Ted Cruz, a new U.S. senator from Texas elected with major support from Tea Party activists said recently that efforts to restrict the sales of assault weapons and ammunition are unconstitutional. In fact, even the conservative Supreme Court has said clearly that regulating the sale of dangerous guns is not prohibited by the Second Amendment. According to Justice Antonin Scalia, “the Second Amendment does not protect those weapons not typically possessed by law-abiding citizens for lawful purposes, such as short-barreled shotguns.”
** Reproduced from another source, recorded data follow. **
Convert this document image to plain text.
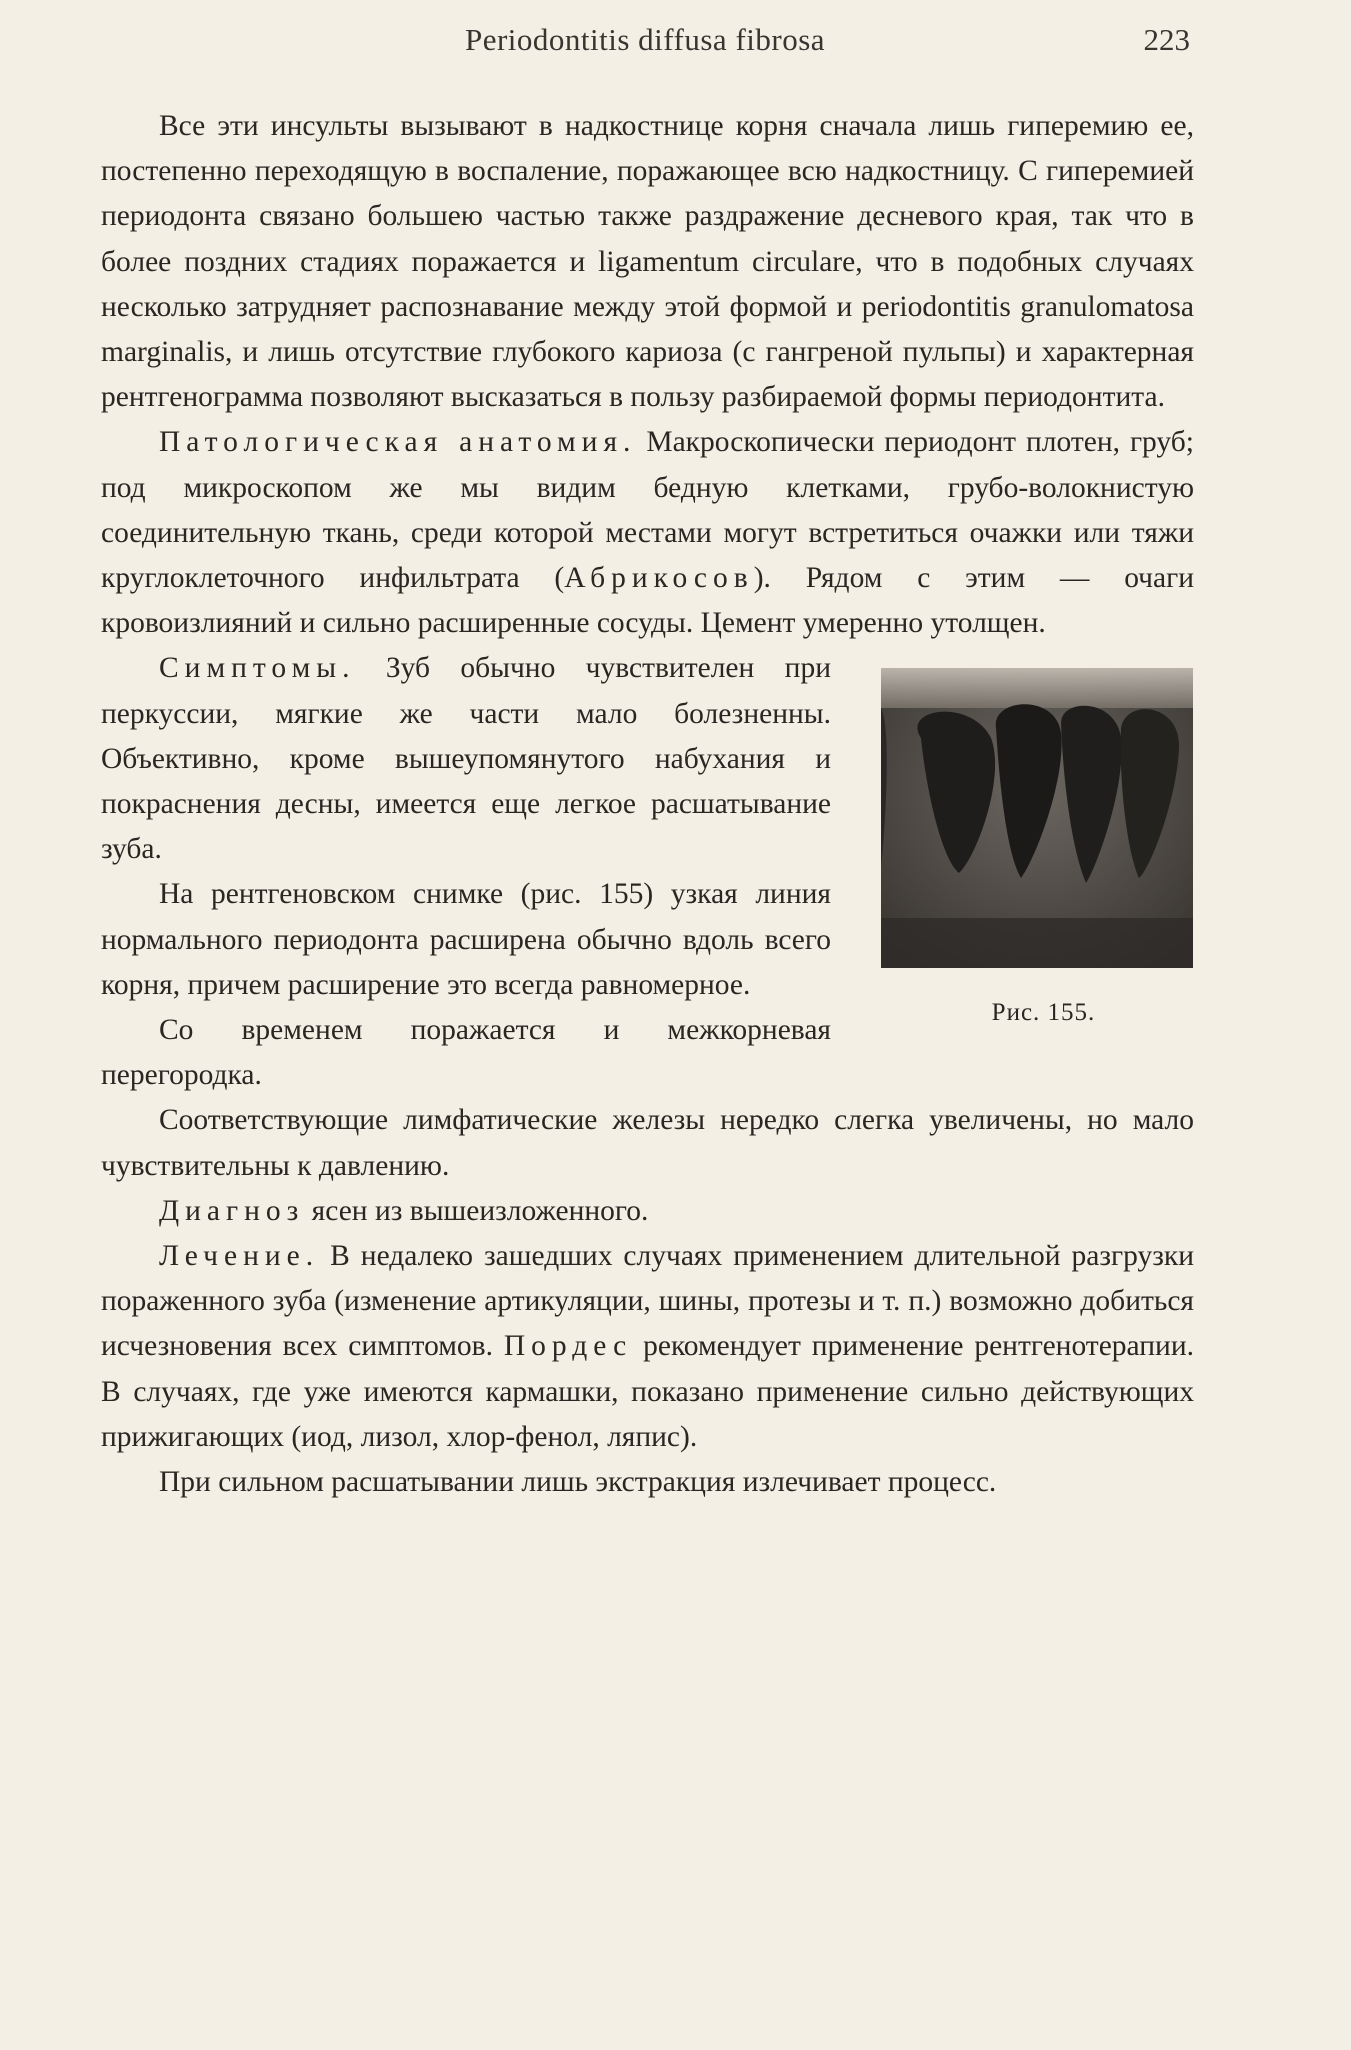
Periodontitis diffusa fibrosa	223

Все эти инсульты вызывают в надкостнице корня сначала лишь гиперемию ее, постепенно переходящую в воспаление, поражающее всю надкостницу. С гиперемией периодонта связано большею частью также раздражение десневого края, так что в более поздних стадиях поражается и ligamentum circulare, что в подобных случаях несколько затрудняет распознавание между этой формой и periodontitis granulomatosa marginalis, и лишь отсутствие глубокого кариоза (с гангреной пульпы) и характерная рентгенограмма позволяют высказаться в пользу разбираемой формы периодонтита.

Патологическая анатомия. Макроскопически периодонт плотен, груб; под микроскопом же мы видим бедную клетками, грубо-волокнистую соединительную ткань, среди которой местами могут встретиться очажки или тяжи круглоклеточного инфильтрата (Абрикосов). Рядом с этим — очаги кровоизлияний и сильно расширенные сосуды. Цемент умеренно утолщен.

Рис. 155.

Симптомы. Зуб обычно чувствителен при перкуссии, мягкие же части мало болезненны. Объективно, кроме вышеупомянутого набухания и покраснения десны, имеется еще легкое расшатывание зуба.

На рентгеновском снимке (рис. 155) узкая линия нормального периодонта расширена обычно вдоль всего корня, причем расширение это всегда равномерное.

Со временем поражается и межкорневая перегородка.

Соответствующие лимфатические железы нередко слегка увеличены, но мало чувствительны к давлению.

Диагноз ясен из вышеизложенного.

Лечение. В недалеко зашедших случаях применением длительной разгрузки пораженного зуба (изменение артикуляции, шины, протезы и т. п.) возможно добиться исчезновения всех симптомов. Пордес рекомендует применение рентгенотерапии. В случаях, где уже имеются кармашки, показано применение сильно действующих прижигающих (иод, лизол, хлор-фенол, ляпис).

При сильном расшатывании лишь экстракция излечивает процесс.
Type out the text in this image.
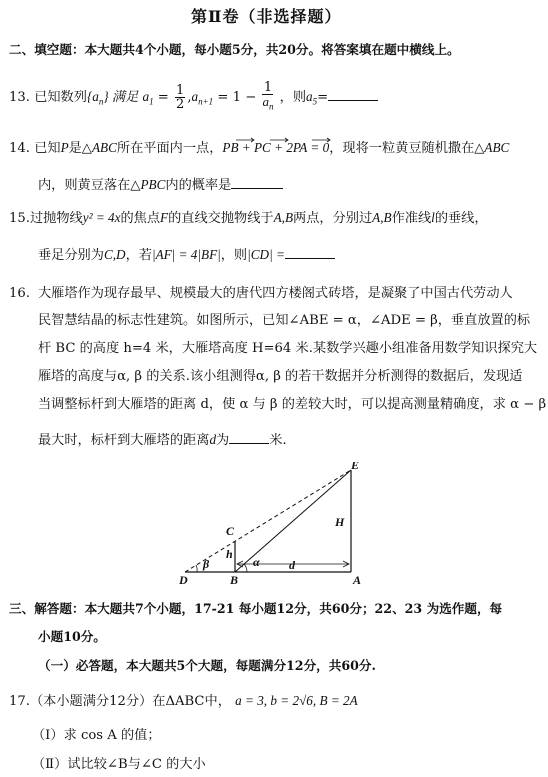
第Ⅱ卷（非选择题）
二、填空题：本大题共4个小题，每小题5分，共20分。将答案填在题中横线上。
13. 已知数列$\{a_n\}$ 满足 $a_1 = \frac{1}{2} ,a_{n+1} = 1 - \frac{1}{a_n}$ ，则$a_5=$
14. 已知P是△ABC所在平面内一点，PB + PC + 2PA = 0，现将一粒黄豆随机撒在△ABC
内，则黄豆落在△PBC内的概率是
15.过抛物线y² = 4x的焦点F的直线交抛物线于A,B两点，分别过A,B作准线l的垂线，
垂足分别为C,D，若|AF| = 4|BF|，则|CD| =
16. 大雁塔作为现存最早、规模最大的唐代四方楼阁式砖塔，是凝聚了中国古代劳动人
民智慧结晶的标志性建筑。如图所示，已知∠ABE = α，∠ADE = β，垂直放置的标
杆 BC 的高度 h=4 米，大雁塔高度 H=64 米.某数学兴趣小组准备用数学知识探究大
雁塔的高度与α, β 的关系.该小组测得α, β 的若干数据并分析测得的数据后，发现适
当调整标杆到大雁塔的距离 d，使 α 与 β 的差较大时，可以提高测量精确度，求 α − β
最大时，标杆到大雁塔的距离d为	米.
E
H
C
h
β	α
D	B
d
A
三、解答题：本大题共7个小题，17-21 每小题12分，共60分；22、23 为选作题，每
小题10分。
（一）必答题，本大题共5个大题，每题满分12分，共60分.
17.（本小题满分12分）在ΔABC中， a = 3, b = 2√6, B = 2A
（Ⅰ）求 cos A 的值；
（Ⅱ）试比较∠B与∠C 的大小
Harnessing Corporate Money
Right-wing causes, including the Tea Party, anti-unionism, and anti-environmentalism, have benefitted from a flood of corporate money in the wake of Supreme Court decisions gutting the nation’s campaign finance laws. In addition, the American Legislative Exchange Council, a right-wing group that acts as matchmaker between corporate interests and lawmakers eager to do their bidding, has produced literally hundreds of model bills that right-wing legislators have enacted into law – attacking unions and public education and otherwise supporting the predatory privatization of public assets and government services. Among the model bills ALEC has previously promoted is the so-called “stand your ground” law originally adopted in Florida. ALEC deemed it a national “model” law, and it was enacted in more than two dozen states. The Florida law was cited initially to prevent the prosecution of the man who killed Trayvon Martin.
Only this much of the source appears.